Group performance on neurocognitive and sensorimotor domains
(a) Auditory-verbal learning domain for all groups. Mean ± S.E.M. (b) Auditory-verbal memory domain (free-recall) for all groups. Mean ± S.E.M. (c) Cognitive efficiency domain for all groups. Mean ± S.E.M.
Effects of HIV disease severity on regional brain volumes and neurocognitive and sensorimotor functions
There were no main effects for HAART or CDC symptomatic status for regional brain volumes, neurocognitive/sensorimotor domains and no interactions between HAART or CDC status and smoking status. There were no main effects of viremia for regional brain volumes. Viremic individuals performed significantly worse than those with suppressed viral loads on all neurocognitive and sensorimotor domains (P = .002−.046); however, when covaried for the significantly higher average drinks per day over the week prior to evaluation in the viremic (10.6 ± 4.4 drinks/day) compared with the suppressed group (5.6 ± 2.5 drinks/day) (P = .002), all group differences on neurocognitive and sensorimotor domains were no longer significant. This indicated that alcohol consumption during the week prior to study mediated performance rather than level of viral burden.

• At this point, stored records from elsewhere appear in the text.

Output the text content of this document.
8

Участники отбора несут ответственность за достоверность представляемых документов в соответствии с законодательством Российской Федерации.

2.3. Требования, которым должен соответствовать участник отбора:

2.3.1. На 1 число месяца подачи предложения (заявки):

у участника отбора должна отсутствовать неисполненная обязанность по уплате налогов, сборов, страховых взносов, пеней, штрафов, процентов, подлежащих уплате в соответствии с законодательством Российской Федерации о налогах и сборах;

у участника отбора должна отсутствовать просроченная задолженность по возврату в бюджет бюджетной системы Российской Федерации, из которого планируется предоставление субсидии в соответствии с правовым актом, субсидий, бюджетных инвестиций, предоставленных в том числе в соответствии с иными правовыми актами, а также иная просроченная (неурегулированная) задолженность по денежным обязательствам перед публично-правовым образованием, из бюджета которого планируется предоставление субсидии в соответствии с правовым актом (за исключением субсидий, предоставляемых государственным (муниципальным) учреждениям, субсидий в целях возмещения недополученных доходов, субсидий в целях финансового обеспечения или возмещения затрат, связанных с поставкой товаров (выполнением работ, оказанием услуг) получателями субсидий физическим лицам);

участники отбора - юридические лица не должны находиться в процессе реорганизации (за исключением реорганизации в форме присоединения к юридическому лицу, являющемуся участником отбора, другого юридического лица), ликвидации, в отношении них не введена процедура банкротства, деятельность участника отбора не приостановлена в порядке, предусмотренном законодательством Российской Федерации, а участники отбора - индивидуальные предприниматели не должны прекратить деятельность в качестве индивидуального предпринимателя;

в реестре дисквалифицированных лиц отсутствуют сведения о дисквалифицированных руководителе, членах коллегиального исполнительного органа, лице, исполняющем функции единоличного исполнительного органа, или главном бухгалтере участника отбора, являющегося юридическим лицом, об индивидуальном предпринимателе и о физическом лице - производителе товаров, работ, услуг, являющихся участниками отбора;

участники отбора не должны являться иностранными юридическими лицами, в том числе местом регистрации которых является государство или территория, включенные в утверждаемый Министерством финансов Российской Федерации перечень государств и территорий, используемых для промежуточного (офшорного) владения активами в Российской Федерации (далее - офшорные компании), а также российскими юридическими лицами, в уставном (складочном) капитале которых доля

Relationships among outcome measures in HD+
In the combined HD+ group (significant P ≤ .008), average number of drinks over past week was inversely related to fine motor skills (r = −0.56, P = .003) with a trend for executive skills (r = −0.48, P = .012). In the individual HD+ groups and the combined HD+ group (i.e., sHD+ and nsHD+), there were multiple moderately strong positive correlations (r = 0.40−0.50, P = .015−.03) between visuospatial learning and memory, visuospatial skills, and parietal, temporal, occipital WM and total lobar WM; however, these relationships did not survive our stringent correction for multiplicity (significant P ≤ .007). No significant relationships were observed among regional brain volumes and alcohol consumption variables; these correlations were generally weak and did not approach statistical significance for the individual groups or the combined HD+ sample. Furthermore, after rigorous correction for multiplicity, regional brain volumes, neurocognitive, or sensorimotor domains were not significantly related to viral load, CD4+ and CD8+ variables, aspartate aminotransferase, alanine aminotransferase, complete blood count variables (e.g., erythrocyte and leukocyte levels, hematocrit, etc), BDI, and duration of dependence on substances other than alcohol in the individual HD+ groups as well as the combined group.